`addLiquidity` Does Not Reset Approval If Not All Tokens Were Added To Liquidity Pool

[code423n4]

Handle

leastwood

Vulnerability details

Impact

addLiquidity is called when users reinvest their tokens through bonding events. The RewardReinvestor first transfers Malt and rewards tokens before adding liquidity to the token pool. addLiquidity provides protections against slippage by a margin of 5%, and any dust token amounts are transferred back to the caller. In this instance, the caller is the RewardReinvestor contract which further distributes the dust token amounts to the protocol's treasury. However, the token approval for this outcome is not handled properly.
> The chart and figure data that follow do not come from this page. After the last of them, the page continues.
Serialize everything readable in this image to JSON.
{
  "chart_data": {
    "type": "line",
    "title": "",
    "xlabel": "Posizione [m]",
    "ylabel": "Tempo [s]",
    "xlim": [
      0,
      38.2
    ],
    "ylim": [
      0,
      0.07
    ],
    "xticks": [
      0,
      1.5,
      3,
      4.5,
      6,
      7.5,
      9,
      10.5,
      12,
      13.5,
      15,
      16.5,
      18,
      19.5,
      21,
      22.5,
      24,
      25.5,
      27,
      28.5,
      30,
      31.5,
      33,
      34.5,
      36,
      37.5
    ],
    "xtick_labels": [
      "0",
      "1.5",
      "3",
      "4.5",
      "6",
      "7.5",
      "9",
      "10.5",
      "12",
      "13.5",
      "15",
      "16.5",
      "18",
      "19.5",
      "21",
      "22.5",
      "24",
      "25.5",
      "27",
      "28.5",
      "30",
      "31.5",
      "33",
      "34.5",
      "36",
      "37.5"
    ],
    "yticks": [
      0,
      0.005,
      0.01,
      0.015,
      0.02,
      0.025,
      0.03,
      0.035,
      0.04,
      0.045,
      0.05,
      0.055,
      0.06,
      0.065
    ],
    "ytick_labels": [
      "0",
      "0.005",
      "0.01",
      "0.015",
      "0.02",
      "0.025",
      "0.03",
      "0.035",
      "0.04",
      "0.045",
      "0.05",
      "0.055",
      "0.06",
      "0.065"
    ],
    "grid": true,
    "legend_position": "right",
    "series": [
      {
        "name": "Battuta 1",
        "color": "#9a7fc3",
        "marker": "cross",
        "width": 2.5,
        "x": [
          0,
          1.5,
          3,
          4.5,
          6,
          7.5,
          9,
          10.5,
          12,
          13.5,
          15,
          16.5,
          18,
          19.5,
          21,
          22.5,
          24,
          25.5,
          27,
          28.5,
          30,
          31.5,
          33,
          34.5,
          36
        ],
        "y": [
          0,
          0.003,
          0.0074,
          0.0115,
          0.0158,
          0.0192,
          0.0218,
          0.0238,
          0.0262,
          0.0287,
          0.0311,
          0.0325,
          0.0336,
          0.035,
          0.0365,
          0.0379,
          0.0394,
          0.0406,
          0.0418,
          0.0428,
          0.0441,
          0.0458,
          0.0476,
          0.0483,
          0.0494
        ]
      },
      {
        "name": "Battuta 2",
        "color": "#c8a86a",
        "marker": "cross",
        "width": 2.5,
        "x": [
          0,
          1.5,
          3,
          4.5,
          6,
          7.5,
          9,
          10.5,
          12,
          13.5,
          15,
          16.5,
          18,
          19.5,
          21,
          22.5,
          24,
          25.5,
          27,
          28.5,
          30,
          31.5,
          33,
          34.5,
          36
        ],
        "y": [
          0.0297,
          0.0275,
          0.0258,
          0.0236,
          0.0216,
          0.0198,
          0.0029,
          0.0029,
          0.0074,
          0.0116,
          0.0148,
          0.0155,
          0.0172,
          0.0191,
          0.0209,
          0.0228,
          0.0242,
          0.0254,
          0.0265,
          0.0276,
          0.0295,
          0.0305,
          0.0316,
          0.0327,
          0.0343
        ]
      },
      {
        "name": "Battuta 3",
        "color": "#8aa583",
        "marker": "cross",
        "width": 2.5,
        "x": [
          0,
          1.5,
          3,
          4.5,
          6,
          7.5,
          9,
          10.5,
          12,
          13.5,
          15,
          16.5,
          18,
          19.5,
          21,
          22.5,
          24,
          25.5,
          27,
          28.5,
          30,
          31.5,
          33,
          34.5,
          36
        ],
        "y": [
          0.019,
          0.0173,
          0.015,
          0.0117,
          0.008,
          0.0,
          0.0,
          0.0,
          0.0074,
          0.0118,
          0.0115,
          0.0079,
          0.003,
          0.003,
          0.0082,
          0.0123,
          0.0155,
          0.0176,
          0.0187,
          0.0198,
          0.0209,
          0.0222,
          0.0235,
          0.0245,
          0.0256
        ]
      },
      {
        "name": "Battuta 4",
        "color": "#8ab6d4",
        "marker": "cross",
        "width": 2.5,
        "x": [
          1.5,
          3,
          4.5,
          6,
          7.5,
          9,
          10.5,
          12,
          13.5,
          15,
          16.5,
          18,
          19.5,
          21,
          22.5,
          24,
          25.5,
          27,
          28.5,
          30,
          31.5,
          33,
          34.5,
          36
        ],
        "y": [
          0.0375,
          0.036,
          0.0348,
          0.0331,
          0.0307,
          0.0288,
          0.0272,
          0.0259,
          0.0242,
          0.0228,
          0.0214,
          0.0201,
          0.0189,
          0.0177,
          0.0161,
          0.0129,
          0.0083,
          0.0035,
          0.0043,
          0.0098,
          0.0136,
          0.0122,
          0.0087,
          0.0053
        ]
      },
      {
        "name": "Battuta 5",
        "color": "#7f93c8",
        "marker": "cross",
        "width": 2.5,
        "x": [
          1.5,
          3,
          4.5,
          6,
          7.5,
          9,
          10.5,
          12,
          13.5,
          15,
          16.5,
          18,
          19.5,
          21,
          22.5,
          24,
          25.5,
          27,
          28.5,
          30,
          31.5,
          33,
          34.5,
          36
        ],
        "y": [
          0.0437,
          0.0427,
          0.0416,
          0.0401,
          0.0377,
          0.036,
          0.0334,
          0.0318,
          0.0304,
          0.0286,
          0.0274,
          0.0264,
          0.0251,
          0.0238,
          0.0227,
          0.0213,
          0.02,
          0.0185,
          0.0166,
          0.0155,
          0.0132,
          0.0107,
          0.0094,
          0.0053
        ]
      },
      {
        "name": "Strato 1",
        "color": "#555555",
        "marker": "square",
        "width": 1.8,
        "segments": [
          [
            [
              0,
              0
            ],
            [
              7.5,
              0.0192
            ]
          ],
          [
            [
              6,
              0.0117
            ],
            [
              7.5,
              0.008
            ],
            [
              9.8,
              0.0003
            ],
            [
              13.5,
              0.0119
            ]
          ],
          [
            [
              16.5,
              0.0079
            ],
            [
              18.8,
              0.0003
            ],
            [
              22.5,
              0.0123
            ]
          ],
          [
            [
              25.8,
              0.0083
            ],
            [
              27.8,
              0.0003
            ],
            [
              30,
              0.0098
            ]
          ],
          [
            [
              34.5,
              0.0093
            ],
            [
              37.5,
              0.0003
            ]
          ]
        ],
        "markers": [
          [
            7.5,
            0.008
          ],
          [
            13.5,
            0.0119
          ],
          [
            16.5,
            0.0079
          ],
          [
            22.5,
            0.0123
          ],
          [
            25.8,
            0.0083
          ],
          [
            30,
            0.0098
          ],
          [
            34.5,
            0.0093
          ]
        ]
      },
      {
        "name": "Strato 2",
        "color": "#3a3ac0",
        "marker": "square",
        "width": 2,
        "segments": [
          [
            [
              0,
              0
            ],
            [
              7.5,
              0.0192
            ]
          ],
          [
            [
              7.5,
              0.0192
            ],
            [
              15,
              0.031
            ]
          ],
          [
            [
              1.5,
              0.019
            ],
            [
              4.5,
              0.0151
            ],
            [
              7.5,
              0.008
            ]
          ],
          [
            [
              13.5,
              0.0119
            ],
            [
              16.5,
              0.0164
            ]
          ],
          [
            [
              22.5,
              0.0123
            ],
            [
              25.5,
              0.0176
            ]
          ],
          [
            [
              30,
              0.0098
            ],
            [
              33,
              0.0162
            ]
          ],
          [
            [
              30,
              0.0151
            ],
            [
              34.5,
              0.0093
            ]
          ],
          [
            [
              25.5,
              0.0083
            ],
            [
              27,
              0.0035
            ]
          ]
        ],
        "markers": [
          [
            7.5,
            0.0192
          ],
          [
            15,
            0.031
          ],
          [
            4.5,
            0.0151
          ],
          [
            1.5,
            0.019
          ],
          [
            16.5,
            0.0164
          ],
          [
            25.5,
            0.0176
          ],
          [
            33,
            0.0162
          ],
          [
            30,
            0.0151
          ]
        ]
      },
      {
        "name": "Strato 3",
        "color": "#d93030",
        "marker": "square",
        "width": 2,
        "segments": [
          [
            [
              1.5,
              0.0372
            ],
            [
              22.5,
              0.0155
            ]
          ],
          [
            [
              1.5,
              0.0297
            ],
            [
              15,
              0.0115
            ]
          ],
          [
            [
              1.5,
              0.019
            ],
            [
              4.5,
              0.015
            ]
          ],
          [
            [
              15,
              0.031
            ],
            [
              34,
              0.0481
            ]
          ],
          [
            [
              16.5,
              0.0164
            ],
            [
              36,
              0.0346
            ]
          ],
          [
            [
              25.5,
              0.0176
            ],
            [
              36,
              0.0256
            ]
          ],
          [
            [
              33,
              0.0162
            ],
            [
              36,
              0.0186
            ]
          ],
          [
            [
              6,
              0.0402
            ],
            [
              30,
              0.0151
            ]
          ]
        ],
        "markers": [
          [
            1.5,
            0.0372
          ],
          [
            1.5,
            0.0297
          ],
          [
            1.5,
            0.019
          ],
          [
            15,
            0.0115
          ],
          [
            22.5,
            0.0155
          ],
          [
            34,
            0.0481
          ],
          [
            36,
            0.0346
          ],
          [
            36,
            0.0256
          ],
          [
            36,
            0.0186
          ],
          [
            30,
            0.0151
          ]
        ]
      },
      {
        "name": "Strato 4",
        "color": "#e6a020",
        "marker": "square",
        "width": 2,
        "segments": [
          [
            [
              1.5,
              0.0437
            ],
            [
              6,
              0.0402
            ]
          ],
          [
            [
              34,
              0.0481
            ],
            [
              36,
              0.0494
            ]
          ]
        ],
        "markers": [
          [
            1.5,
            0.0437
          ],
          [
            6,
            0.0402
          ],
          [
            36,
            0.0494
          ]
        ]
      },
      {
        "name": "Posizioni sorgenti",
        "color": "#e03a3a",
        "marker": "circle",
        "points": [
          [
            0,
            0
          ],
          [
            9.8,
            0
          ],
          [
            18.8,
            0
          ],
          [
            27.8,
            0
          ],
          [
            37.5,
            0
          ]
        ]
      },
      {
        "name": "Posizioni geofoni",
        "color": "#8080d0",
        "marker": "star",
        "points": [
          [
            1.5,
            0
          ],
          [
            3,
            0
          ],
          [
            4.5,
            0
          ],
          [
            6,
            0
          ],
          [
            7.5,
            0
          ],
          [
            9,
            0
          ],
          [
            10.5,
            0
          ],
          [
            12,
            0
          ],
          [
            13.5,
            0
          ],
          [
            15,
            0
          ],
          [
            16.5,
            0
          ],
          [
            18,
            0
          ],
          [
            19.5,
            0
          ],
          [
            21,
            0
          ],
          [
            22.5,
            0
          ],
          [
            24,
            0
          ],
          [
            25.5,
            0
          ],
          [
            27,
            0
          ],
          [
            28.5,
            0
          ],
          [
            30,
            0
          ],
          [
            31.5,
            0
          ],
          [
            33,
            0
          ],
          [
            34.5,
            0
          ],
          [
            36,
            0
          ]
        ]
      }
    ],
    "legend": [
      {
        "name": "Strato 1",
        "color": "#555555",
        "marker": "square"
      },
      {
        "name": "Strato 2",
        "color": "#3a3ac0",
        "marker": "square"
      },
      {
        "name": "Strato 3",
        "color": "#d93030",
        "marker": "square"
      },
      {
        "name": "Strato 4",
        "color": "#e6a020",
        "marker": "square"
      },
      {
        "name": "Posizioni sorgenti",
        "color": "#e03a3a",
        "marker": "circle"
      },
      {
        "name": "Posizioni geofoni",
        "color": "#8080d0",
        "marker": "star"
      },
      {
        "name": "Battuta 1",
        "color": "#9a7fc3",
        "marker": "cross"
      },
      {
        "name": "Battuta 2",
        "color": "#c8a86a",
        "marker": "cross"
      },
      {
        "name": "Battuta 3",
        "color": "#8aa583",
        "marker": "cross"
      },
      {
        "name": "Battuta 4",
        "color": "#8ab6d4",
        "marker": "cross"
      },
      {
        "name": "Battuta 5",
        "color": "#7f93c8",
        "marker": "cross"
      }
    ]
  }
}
Dust approval amounts can accrue over time, leading to large Uniswap approval amounts by the UniswapHandler contract.

Proof of Concept

https://github.com/code-423n4/2021-11-malt/blob/main/src/contracts/DexHandlers/UniswapHandler.sol#L212-L214 https://github.com/code-423n4/2021-11-malt/blob/main/src/contracts/DexHandlers/UniswapHandler.sol#L216-L218

Tools Used

Manual code review.

Recommended Mitigation Steps

Consider resetting the approval amount if either maltUsed < maltBalance or rewardUsed < rewardBalance in addLiquidity.

[GalloDaSballo]

The UniV2Router will first calculate the amounts and then pull them from the msg.sender

This means that approvals may not be fully utilized, leaving traces of approvals here and there. This can cause issues with certain tokens (USDT comes to mind), and will also not trigger gas refunds.